The City of Milwaukee is looking for ways to reward its workers – and keep them living in the city. Mayor Tom Barrett on Monday signed an ordinance into law that will provide two pay bumps – each 1.5 percent.
One will come next month, the other at the end of the year – if the employee continues living in Milwaukee.
Mayor Barrett says raises for city workers are long overdue.
“There were no raises in 2010 and then of course, 2011 came when the world of collective bargaining changed dramatically,” Barett says.
2011 is when Gov. Walker implemented Act 10. It weakened most public unions. At the same time, the government began requiring public workers to pay more for benefits, while freezing wages.
Barrett calls the pay bump modest, but better than nothing.

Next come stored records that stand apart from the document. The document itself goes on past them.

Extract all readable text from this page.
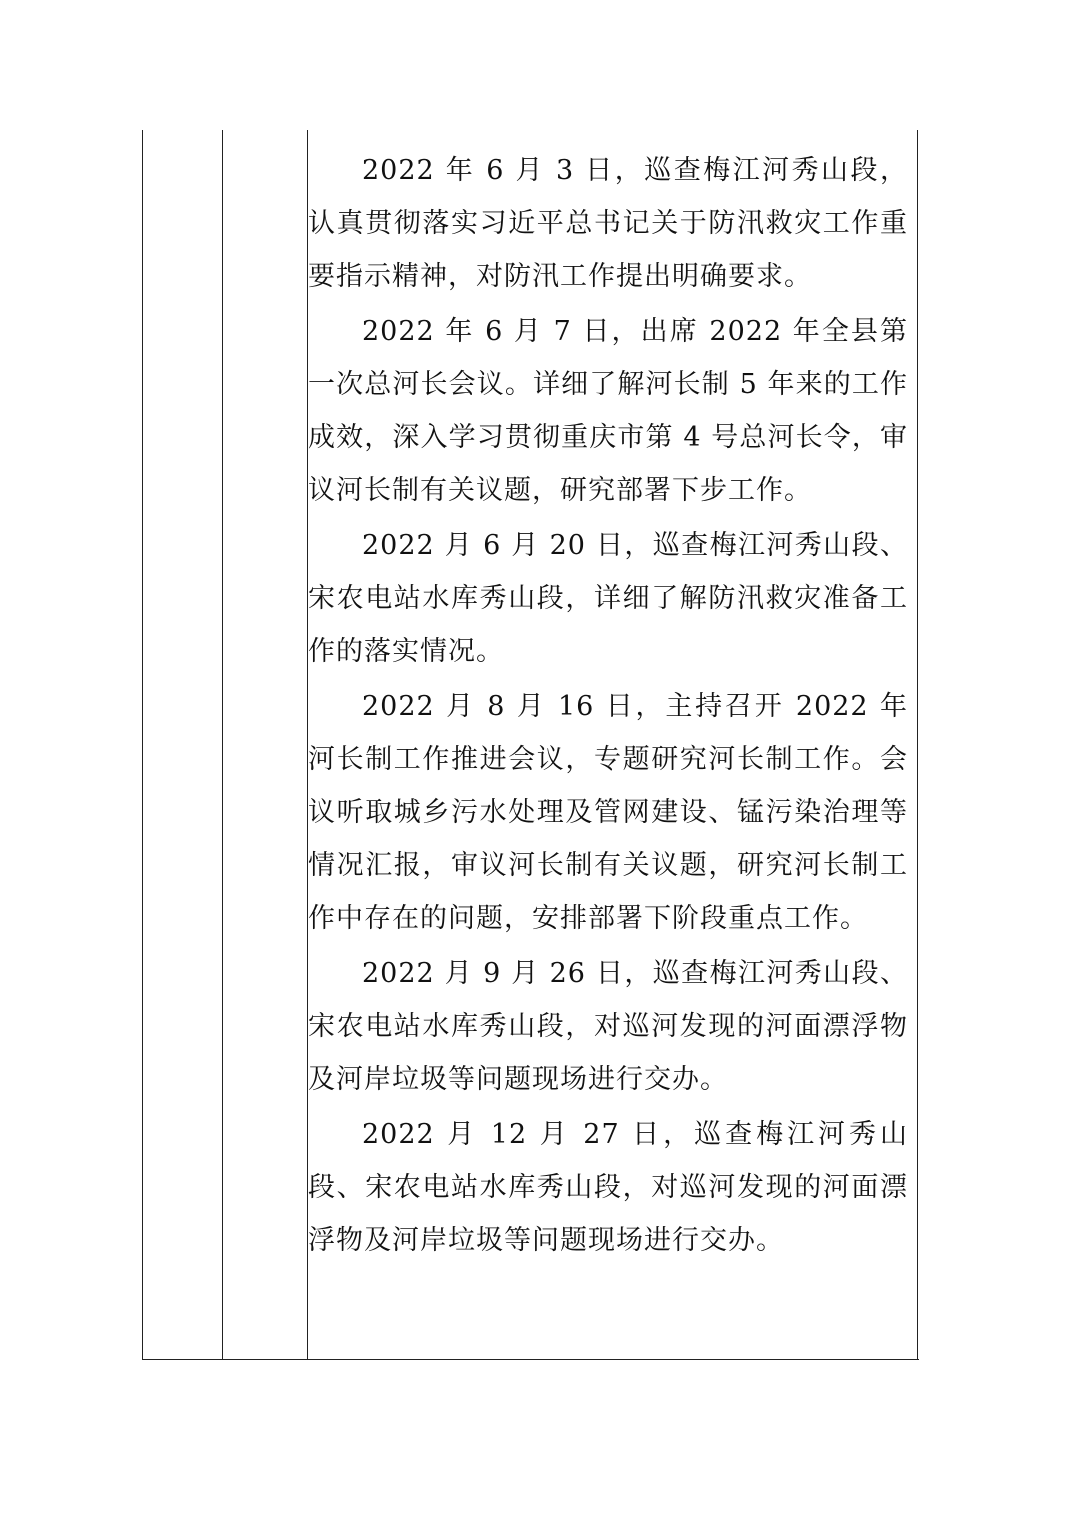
2022 年 6 月 3 日，巡查梅江河秀山段，认真贯彻落实习近平总书记关于防汛救灾工作重要指示精神，对防汛工作提出明确要求。

2022 年 6 月 7 日，出席 2022 年全县第一次总河长会议。详细了解河长制 5 年来的工作成效，深入学习贯彻重庆市第 4 号总河长令，审议河长制有关议题，研究部署下步工作。

2022 月 6 月 20 日，巡查梅江河秀山段、宋农电站水库秀山段，详细了解防汛救灾准备工作的落实情况。

2022 月 8 月 16 日，主持召开 2022 年河长制工作推进会议，专题研究河长制工作。会议听取城乡污水处理及管网建设、锰污染治理等情况汇报，审议河长制有关议题，研究河长制工作中存在的问题，安排部署下阶段重点工作。

2022 月 9 月 26 日，巡查梅江河秀山段、宋农电站水库秀山段，对巡河发现的河面漂浮物及河岸垃圾等问题现场进行交办。

2022 月 12 月 27 日，巡查梅江河秀山段、宋农电站水库秀山段，对巡河发现的河面漂浮物及河岸垃圾等问题现场进行交办。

He also hopes it keeps city workers living in Milwaukee now that the state has outlawed residency’s rules. However, he’s not certain the incentive, is enough.
“I think that probably we’re going to need a larger one,” Barrett says.
Barrett says while it may seem out of the ordinary for the city to reward workers who live here, some private companies do the same.
“Large employers in particular have programs, and I know Harley Davidson did at one point, they might still. Northwestern Mutual did also, incentives for employees to live close to work,” Barrett says.
The city’s two bumps in pay will be available to all employees no longer represented by unions, and to the few that have recertified for the year. One is the Milwaukee Building and Construction Trades Council. Lyle Balestreri is president.
“(We) wish we were in a position where we could bargain like the policemen and the firemen do as well, and maybe someday we can get back to that point. But our members, the employees of the city of Milwaukee who serve the citizens of the city of Milwaukee have gone without a raise for a very, very long time and considering the mandate of the law, we’re happy to have what we have right now,” Balesteri says.
Milwaukee’s new ordinance does not apply to police and firefighters because Act 10 kept their unions intact. So the city must still negotiate their pay, according to Alderman Michael Murphy.
“And obviously they’ll be certainly negotiating more than a 1.5 percent increase. We will certainly be making our case to the arbitrator of what the city can afford to pay,” Murphy says.
Murphy says Milwaukee’s first responders make up 60 percent of the city’s labor costs/budget.